The Amar Chand Kanya Inter (ACKI) College is a girls-only college located in Atrauli, approximately 200 km east of New Delhi. Atrauli is a small town with a population of about 200,000, in the state of Uttar Pradesh in Northern India. It has only one girls’ school-college with roughly eight hundred students and eight state-employed teachers. It runs from grade 1 to 12. The State Government finances teachers’ salaries and very limited recurrent costs. The rest of the recurrent and other costs must be financed from the students’ fees. Since ninety percent of the students come from poor families, fee collection is insufficient to meet the growing demands of a continuously increasing population of students. The school has been lagging further and further behind in the quality of education and modernization of its curriculum due to lack of a library, a computer center, and sufficient classrooms.

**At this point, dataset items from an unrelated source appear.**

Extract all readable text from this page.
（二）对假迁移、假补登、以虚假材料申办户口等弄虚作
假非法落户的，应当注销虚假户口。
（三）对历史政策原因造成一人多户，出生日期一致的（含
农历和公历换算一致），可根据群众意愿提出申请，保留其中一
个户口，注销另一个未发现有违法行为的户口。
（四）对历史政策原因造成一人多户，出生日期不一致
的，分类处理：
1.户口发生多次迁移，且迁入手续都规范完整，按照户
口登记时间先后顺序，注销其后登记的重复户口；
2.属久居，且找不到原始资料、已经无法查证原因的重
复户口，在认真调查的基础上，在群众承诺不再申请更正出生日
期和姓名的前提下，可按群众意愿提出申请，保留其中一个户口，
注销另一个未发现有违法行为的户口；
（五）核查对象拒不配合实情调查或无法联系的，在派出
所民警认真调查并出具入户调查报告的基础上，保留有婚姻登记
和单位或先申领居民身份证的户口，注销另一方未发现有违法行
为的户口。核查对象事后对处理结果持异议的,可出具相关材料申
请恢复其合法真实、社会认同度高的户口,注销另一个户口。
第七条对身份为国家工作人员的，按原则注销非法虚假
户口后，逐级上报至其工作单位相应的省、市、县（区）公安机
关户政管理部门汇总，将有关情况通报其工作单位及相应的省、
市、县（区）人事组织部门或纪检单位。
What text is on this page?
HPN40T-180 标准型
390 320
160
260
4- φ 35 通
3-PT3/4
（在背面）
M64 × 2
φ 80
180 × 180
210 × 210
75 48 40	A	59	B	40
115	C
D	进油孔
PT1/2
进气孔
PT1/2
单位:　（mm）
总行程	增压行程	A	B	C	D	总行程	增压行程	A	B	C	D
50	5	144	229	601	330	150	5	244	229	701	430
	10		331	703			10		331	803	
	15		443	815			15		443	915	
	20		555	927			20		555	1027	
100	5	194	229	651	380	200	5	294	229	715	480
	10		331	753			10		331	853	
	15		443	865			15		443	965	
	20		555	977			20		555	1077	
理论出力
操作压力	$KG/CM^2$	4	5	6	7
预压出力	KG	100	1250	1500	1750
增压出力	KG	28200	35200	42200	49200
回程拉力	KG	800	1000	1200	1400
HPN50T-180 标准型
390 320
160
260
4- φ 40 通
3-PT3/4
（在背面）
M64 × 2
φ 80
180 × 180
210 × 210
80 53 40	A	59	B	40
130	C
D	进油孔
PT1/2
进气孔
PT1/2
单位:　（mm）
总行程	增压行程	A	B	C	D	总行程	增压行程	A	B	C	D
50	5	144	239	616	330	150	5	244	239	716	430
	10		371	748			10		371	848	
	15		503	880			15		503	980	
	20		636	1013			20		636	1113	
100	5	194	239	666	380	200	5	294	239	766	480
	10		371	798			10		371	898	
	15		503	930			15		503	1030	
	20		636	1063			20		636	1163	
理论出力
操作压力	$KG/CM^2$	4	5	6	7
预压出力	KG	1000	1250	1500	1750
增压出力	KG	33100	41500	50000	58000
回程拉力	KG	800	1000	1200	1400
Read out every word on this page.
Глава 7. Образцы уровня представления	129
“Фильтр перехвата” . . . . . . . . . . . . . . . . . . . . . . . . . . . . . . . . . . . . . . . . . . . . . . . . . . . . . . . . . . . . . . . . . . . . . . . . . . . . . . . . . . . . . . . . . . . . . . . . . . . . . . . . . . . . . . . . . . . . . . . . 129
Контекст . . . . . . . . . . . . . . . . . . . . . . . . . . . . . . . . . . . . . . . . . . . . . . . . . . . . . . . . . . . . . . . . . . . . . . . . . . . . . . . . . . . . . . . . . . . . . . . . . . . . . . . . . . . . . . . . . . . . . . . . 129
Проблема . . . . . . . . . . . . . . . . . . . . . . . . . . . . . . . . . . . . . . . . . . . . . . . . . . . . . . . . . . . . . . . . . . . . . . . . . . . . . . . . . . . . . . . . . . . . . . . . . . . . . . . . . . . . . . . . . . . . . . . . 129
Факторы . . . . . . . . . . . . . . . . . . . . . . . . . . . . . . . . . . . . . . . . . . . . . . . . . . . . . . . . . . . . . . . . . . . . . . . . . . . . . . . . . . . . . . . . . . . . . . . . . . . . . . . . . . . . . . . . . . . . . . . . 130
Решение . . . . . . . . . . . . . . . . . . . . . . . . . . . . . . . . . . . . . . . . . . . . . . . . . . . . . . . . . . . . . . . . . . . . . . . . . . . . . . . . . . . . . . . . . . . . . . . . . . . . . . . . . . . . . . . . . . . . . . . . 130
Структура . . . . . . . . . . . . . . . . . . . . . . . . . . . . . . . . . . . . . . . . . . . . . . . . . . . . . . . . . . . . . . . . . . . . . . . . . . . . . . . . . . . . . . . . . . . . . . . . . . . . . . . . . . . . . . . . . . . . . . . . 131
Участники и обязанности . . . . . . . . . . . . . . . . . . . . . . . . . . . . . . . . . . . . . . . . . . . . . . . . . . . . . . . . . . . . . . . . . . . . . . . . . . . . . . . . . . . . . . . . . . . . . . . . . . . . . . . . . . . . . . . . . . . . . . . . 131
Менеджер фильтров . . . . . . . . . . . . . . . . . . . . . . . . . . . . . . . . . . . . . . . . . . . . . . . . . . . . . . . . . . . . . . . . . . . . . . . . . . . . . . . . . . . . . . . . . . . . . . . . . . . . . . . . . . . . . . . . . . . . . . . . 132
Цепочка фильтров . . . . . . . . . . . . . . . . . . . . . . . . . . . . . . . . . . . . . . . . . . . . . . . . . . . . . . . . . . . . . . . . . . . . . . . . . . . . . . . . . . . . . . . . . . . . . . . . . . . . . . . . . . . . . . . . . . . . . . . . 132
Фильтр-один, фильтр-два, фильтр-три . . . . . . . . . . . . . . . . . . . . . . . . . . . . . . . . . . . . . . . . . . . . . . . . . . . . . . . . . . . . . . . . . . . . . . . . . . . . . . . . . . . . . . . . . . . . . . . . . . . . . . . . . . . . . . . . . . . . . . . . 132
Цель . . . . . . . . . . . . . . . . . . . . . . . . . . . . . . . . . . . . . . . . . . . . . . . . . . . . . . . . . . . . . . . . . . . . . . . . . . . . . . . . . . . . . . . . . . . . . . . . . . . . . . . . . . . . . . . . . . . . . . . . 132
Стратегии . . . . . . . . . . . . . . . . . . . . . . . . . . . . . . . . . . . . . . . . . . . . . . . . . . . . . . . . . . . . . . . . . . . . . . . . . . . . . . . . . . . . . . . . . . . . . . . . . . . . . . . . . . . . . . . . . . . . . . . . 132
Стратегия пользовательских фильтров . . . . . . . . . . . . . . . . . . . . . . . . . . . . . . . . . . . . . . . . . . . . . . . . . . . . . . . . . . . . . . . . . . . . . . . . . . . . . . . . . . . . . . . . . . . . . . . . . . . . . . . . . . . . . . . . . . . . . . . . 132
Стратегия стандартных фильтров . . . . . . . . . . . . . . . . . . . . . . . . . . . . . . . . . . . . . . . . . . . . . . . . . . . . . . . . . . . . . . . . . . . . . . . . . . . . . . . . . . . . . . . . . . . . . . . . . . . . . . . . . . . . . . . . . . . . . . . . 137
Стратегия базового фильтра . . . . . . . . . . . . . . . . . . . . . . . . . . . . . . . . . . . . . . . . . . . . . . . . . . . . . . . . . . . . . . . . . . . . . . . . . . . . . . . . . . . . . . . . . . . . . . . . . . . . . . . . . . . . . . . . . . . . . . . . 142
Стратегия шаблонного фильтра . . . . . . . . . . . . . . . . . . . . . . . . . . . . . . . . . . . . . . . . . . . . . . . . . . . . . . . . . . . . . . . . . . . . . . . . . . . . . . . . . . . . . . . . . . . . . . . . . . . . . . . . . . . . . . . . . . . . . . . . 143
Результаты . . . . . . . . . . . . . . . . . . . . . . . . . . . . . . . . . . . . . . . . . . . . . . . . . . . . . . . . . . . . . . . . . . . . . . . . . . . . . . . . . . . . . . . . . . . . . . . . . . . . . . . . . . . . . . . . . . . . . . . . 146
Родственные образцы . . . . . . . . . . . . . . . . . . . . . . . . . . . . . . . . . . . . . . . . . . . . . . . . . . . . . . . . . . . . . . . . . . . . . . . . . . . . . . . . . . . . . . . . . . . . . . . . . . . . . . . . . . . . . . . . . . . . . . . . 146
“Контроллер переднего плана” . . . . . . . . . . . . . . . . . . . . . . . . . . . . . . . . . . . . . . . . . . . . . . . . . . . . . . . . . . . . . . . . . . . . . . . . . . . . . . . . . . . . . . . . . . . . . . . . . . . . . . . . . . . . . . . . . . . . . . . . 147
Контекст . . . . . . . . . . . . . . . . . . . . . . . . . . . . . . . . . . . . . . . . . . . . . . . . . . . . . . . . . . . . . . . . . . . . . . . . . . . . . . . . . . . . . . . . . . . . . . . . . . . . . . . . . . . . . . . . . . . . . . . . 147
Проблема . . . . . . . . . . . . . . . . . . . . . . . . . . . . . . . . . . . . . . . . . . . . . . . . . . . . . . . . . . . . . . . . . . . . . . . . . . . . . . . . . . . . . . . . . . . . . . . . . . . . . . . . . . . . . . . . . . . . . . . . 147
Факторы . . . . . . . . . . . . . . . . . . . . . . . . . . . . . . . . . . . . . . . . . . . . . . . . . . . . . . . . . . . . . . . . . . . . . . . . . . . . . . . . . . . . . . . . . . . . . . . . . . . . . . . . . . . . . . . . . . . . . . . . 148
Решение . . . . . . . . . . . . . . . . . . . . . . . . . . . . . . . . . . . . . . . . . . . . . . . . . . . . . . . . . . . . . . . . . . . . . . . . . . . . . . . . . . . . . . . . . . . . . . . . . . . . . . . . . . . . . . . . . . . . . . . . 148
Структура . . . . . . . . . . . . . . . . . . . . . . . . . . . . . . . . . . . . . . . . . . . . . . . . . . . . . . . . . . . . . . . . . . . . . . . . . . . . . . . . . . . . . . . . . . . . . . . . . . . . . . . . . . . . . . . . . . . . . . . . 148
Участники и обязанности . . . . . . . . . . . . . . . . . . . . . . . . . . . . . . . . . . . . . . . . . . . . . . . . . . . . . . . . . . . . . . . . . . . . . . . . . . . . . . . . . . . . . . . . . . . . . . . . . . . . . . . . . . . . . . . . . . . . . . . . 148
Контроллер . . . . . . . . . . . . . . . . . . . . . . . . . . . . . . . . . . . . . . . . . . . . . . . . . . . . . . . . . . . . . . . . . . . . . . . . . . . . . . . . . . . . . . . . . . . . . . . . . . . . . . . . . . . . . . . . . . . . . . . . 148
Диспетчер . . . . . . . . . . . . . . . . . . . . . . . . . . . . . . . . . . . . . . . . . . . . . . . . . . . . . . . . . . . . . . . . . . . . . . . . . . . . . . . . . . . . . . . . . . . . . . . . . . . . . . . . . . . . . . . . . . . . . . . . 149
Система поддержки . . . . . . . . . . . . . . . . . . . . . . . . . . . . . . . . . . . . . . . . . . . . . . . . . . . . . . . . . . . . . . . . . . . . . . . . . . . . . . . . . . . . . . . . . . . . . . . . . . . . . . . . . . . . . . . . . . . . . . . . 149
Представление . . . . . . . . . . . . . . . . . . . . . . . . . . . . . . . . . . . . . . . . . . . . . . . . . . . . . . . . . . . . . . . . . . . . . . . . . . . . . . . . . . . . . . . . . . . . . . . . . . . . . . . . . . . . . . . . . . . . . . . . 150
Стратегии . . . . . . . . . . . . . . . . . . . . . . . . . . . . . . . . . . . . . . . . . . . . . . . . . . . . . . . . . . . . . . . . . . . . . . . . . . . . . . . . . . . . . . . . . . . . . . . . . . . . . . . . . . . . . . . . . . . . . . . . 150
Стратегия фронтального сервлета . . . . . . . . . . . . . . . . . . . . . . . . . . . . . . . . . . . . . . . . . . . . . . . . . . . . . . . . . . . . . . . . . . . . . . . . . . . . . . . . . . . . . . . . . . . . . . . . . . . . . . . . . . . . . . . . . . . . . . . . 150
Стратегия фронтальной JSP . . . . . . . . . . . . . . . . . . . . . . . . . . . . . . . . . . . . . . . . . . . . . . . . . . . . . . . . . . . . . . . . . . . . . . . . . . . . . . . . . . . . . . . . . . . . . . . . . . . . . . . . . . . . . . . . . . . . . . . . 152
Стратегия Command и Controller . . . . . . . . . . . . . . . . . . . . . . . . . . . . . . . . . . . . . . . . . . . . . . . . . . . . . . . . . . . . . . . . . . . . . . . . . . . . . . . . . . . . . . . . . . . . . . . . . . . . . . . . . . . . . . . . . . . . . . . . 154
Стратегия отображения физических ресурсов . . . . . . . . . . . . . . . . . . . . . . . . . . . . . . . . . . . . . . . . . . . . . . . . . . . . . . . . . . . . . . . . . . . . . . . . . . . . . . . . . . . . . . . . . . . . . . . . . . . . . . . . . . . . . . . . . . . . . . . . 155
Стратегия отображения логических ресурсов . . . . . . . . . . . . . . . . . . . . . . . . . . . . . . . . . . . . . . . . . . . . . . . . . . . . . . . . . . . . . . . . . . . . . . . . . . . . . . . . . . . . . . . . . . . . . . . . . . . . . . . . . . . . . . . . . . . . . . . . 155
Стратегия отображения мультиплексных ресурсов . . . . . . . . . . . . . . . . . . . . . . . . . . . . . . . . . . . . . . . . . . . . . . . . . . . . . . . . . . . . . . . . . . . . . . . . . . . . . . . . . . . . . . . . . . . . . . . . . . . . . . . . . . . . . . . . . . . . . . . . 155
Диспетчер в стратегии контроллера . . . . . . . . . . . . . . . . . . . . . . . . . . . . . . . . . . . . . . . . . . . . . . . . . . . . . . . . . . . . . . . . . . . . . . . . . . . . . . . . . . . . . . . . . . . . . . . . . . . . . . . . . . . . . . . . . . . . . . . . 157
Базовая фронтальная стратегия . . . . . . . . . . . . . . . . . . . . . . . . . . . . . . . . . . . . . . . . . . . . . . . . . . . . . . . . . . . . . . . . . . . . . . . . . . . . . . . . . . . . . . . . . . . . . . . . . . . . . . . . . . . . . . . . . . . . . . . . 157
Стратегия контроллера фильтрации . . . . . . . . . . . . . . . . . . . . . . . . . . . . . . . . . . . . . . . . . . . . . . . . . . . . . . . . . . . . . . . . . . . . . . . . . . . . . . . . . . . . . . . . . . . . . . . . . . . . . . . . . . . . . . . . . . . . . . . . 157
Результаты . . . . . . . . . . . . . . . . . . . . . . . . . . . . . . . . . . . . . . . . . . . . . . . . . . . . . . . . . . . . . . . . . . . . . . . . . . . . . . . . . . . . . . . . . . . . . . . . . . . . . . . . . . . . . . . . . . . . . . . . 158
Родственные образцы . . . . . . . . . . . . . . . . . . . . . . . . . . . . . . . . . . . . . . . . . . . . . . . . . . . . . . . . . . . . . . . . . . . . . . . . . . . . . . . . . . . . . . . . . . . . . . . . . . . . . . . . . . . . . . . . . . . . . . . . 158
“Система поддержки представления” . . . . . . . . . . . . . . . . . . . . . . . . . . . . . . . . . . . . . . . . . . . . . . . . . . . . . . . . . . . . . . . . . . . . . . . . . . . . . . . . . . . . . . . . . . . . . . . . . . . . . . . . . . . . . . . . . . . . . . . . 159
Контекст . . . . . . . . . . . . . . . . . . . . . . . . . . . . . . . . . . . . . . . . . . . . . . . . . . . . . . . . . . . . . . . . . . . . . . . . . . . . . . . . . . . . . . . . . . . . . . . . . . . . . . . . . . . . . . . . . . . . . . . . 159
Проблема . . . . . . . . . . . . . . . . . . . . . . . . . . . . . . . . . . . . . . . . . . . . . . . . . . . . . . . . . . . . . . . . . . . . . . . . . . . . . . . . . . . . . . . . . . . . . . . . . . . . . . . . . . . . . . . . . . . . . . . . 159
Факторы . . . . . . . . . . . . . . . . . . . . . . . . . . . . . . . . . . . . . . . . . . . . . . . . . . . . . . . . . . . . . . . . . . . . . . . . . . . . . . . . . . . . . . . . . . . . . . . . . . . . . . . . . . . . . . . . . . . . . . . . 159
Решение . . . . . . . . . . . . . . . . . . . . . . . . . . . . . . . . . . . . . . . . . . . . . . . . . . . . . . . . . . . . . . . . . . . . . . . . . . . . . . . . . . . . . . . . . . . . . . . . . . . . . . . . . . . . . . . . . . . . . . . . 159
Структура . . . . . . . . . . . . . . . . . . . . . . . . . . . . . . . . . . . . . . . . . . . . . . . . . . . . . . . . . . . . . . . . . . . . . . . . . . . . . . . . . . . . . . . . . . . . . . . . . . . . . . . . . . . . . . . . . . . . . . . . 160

Most students at the remote ACKI College have not seen a library and have never used computers. The provision of a computer room will enable the students to become computer literate and learn basic word processing, spreadsheet, and other skills that will assist them in obtaining jobs after graduation. The education of women has been shown to be one of the most effective ways to lift a population out of poverty.

To date we have invested $27,000 ($10,000 from the Anoopa Sharma Children’s Foundation (ASCF) and $17,000 from the Sharma family's own funds) towards the successful construction of a large hall with divisions which will house a computer room, library and a lecture hall.

In December 2007 the Sharma family visited the school and participated in the inauguration of the building. Everyone was very pleased with the progress on the project. They met with the School Manager, School Principal, and Director of a non-profit organization, Samaj Seva Samiti, through which funds have been transferred to support the school.